Re-wire patterns of muscular tension

Somatic Yoga Unwinding teaches us through slow, mindful movements how to re-wire our patterns of muscular tension effortlessly and without pain

It dissolved many tight knots for me, so that not only was I able to breathe deeper, but my yoga practice deepened and I let go in places I wasn’t able to up to that point.

It also has a powerful effect in resetting the muscles of anxiety in our bellies and chest and our nervous systems helping me cope with my old familiar anxieties, releasing sluggish breathing patterns so that our whole body get washed with prana-filled enlivening breath.

Body Rolling

Combined with a practice of Body Rolling, a powerful self-therapeutic technique, using our own body weight on a small ball,  we roll our bodies out, muscle by muscle, joint by joint. The result is a total decompression of the body creating more inside space, allowing our ribs to expand and our wings to take flight!

Highlights of my course

  • Alleviate chronic muscular pain and stiffness, in the back, neck hips and shoulder
  • Reduce your stress set-point to rest mode and recover your sleep patterns
  • Resolve  ‘text neck’, and improve your bad postural habits and  slumped shoulders
  • Improve your breathing, reduce anxiety and increase your energy
  • Reverse  stiffness, pain  and aches associated with  ageing

We’ve all experienced plateau’s in our Yoga practice –  times in our practice that no matter how much work or effort we put in we just cannot seem to make any forward progress in our practice.    

Sometimes we put this down to being tight or stiff in certain areas or perhaps it’s that we experience pain and can’t find a way out of our old patterns of muscular tension. Or we just put it down to us being kind of klutzy and awkward because that’s always how we’ve been.

Plateau

During the 23 years of practising yoga and movement-based therapies I have come to this plateau many times, and often had thoughts like ‘oh, I’m just not cut out for this’ or ‘I’m just not a proper Yogi –  I need to be thinner, younger,  fitter … ‘. In other words, thinking that I needed to have a body that I just didn’t have.

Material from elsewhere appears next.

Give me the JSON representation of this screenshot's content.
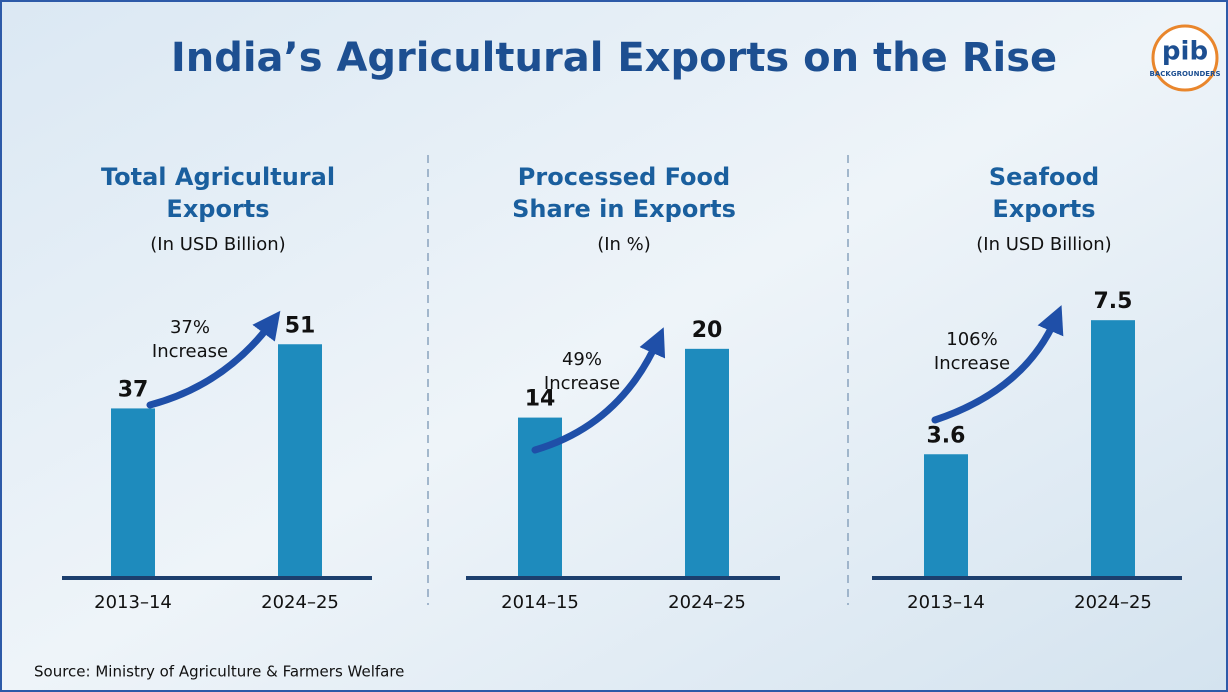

Over time I realized that no matter how much alignment I practiced, no matter how much I pushed my body, rather than achieving this fantasy body, I was actually getting stiffer and my body was rebelling in the form of a frozen shoulder and lower back ache that I put down to possible arthritis and to simply getting older.

Answers

I started to look around for some answers to why my body wasn’t ‘behaving’ and came across a movement practice of slow, mindful movements that talked of resolving painful muscular tensions long-term. I signed up for the weekend course thinking perhaps it might help and it did, quite dramatically.

It gave me a lot of answers as to why my body was continually reverting to old patterns of muscular contraction, despite my yoga,  and it thawed out a frozen shoulder problem that my yoga practice alone was unable to shift.

Hanna Somatic Movement

This practice, called Hanna Somatic Movement,  taught me that my habituated patterns of holding and tension were caused by muscles that had forgotten, literally,  how to lengthen and relax. What this means is that they are no longer under our conscious control, and so no matter how much we try to relax them we can’t. This is called Sensory Motor Amnesia (SMA).

Sensory Motor Amnesia

No matter how effective our yoga practice is, if you have SMA (and we all do sDeirdreomewhere in our bodies) you will continually come up against the same stuck places which need constant attention.

 Why? Our tension patterns are maintained within our nervous system, not just our muscles. Muscles don’t do anything that the brain doesn’t tell them to do. Without sufficient interruption of the habitual brain impulse to contract a muscle, the tension will be maintained. We will unconsciously maintain the brain-to-muscle pattern that has been programmed into the nervous system unless it receives new sensory information.